UU ITE Indonesia
Hal-hal yang diatur dalam UU ITE secara garis besar
Secara garis besar UU ITE mengatur hal-hal sebagai berikut :
– Tanda tangan elektronik memiliki kekuatan hukum yang sama dengan
tanda tangan konvensional (tinta basah dan bermaterai).

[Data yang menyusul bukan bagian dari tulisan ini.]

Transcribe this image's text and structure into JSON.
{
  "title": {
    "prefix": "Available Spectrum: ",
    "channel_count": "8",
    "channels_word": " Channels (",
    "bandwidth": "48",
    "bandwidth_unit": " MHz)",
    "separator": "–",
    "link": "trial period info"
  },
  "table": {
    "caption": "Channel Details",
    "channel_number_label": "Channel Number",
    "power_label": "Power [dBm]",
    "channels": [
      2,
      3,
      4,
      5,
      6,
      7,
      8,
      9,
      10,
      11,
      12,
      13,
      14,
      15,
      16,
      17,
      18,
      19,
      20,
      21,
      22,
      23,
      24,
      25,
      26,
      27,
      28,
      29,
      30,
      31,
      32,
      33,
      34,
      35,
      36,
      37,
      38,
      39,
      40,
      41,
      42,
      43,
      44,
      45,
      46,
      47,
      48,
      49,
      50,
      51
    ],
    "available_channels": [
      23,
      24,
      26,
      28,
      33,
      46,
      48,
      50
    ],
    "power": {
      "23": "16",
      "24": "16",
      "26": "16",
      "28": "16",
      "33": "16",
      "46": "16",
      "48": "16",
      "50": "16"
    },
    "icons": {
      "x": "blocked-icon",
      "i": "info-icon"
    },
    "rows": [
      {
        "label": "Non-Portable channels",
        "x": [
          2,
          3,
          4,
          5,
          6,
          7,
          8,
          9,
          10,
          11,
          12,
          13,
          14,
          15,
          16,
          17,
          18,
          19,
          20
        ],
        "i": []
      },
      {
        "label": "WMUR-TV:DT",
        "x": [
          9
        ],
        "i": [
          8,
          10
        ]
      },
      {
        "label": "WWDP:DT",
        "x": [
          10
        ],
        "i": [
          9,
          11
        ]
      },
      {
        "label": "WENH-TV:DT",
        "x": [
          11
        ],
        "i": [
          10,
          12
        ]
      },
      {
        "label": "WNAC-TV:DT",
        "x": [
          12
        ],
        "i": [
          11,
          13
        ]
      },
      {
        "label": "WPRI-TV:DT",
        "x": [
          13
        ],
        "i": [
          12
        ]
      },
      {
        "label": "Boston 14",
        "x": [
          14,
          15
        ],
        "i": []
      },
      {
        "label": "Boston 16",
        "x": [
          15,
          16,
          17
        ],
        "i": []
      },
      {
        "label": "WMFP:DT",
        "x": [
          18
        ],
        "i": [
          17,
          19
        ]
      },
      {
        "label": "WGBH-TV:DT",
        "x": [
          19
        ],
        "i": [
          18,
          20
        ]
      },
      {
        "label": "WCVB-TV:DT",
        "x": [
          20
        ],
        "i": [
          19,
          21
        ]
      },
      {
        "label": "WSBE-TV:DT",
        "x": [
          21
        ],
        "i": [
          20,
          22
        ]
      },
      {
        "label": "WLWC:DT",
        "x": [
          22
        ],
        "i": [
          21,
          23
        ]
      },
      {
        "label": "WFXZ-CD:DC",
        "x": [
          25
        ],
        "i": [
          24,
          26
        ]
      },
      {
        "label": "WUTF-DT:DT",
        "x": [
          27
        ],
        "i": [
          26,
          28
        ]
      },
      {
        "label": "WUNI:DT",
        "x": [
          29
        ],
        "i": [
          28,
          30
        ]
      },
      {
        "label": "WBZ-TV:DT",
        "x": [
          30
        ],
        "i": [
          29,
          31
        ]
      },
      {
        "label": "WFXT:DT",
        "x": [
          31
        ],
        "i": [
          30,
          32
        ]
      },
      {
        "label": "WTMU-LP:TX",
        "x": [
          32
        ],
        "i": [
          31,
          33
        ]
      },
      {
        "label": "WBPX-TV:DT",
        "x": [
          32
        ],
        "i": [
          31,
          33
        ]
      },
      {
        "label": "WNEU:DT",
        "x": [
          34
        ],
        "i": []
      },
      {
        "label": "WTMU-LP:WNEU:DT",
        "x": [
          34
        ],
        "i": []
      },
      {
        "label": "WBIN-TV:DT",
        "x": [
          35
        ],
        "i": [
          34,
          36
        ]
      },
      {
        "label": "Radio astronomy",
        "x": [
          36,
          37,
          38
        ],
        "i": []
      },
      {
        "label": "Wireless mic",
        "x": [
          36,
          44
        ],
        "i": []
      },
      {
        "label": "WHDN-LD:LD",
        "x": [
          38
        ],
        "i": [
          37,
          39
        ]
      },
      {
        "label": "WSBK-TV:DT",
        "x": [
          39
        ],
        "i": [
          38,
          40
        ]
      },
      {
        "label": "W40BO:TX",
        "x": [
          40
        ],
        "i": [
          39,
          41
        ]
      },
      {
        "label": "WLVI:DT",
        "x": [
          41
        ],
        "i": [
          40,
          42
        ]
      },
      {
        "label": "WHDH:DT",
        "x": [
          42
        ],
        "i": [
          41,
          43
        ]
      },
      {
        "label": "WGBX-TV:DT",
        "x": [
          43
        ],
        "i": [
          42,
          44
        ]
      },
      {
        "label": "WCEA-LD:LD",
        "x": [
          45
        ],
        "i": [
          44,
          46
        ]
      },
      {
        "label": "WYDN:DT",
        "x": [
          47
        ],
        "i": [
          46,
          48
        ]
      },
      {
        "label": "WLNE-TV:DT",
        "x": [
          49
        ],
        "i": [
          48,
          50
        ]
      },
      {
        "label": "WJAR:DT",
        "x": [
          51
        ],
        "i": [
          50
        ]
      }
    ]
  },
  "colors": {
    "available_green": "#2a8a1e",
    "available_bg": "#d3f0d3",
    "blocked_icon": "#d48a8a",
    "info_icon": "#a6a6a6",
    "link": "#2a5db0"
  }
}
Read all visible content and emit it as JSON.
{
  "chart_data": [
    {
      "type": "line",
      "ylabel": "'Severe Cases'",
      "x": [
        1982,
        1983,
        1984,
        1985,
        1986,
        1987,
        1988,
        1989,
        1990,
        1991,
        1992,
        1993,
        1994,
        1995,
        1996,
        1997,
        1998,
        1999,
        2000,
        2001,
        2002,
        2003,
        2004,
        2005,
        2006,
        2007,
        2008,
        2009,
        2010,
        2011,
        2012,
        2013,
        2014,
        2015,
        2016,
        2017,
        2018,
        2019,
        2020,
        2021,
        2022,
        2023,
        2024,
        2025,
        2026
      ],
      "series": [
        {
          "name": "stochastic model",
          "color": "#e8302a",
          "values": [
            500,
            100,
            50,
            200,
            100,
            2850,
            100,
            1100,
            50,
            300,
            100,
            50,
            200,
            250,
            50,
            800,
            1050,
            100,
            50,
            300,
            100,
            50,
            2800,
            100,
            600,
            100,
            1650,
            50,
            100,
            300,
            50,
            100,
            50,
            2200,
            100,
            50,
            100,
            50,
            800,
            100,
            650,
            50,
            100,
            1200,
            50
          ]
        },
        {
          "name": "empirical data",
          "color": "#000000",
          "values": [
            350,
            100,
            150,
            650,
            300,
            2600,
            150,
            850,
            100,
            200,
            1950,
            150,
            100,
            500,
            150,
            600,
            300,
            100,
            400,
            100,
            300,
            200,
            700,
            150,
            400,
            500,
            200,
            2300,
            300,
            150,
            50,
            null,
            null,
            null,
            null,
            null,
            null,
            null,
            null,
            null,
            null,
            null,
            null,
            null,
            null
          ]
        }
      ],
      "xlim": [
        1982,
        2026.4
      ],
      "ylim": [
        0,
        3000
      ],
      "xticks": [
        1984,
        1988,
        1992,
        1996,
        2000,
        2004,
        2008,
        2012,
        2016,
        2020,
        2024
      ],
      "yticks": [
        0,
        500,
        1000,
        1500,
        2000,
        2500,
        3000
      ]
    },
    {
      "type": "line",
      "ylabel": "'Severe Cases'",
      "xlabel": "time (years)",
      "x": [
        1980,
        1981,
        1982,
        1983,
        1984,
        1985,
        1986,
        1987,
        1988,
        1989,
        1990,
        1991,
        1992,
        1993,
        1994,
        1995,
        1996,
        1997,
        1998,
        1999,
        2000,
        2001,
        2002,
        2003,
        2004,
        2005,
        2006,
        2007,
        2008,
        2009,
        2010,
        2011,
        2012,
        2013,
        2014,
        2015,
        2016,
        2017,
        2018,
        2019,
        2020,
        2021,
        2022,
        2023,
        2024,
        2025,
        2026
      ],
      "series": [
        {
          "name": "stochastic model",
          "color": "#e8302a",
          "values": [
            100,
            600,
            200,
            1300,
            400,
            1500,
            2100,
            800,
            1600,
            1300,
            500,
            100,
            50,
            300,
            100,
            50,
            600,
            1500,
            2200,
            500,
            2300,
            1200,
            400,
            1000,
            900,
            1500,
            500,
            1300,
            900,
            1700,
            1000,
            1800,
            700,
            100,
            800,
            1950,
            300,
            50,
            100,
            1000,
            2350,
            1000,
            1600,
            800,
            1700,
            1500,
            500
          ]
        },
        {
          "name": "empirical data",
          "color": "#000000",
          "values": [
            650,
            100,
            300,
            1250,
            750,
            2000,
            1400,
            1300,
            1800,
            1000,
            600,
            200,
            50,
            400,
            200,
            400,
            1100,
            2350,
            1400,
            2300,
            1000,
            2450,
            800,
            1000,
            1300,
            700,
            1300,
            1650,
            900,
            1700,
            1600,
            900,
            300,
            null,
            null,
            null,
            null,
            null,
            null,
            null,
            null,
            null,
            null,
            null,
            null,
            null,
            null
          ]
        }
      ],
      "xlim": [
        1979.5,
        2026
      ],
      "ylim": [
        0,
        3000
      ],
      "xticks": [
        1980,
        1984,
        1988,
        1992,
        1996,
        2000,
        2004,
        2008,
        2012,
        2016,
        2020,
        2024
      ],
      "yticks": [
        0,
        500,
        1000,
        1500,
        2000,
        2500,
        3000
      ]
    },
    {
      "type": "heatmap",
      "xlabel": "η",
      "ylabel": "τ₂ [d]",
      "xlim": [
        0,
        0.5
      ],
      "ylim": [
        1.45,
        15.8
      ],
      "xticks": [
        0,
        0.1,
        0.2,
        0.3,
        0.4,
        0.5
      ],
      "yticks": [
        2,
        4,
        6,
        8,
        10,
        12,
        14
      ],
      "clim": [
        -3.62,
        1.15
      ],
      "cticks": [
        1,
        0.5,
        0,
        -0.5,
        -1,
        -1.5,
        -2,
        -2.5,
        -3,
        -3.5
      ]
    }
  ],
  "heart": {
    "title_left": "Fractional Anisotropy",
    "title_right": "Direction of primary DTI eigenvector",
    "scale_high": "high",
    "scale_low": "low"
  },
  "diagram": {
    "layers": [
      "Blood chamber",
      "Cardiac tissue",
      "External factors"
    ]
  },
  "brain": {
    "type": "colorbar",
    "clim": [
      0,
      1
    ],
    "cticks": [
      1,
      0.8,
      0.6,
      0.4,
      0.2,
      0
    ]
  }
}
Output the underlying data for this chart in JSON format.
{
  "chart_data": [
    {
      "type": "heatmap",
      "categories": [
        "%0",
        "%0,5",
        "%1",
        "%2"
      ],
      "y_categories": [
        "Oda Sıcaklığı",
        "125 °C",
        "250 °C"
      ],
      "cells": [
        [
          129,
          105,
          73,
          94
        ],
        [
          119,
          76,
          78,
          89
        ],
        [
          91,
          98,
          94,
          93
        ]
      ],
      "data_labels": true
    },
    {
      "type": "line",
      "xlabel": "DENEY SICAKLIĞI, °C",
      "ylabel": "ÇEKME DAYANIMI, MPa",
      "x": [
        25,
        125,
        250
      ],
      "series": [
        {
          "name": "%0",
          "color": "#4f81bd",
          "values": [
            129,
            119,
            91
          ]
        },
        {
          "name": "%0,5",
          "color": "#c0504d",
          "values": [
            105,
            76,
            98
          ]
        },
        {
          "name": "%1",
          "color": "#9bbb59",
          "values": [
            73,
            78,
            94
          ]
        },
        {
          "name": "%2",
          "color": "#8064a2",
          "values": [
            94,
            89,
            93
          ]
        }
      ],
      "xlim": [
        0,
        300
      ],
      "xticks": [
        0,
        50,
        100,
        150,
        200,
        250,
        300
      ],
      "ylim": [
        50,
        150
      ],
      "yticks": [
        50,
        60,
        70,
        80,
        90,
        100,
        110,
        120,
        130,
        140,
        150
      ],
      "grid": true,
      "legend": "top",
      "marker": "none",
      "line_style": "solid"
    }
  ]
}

Sesuai dengan
e-ASEAN Framework Guidelines (pengakuan tanda tangan digital lintas
batas).
– Alat bukti elektronik diakui seperti alat bukti lainnya yang diatur dalam KUHP.
– UU ITE berlaku untuk setiap orang yang melakukan perbuatan
hukum, baik yang berada di wilayah Indonesia maupun diluar Indonesia
yang memiliki akibat hukum di Indonesia.
– Pengaturan nama domain dan Hak Kekayaan Intelektual.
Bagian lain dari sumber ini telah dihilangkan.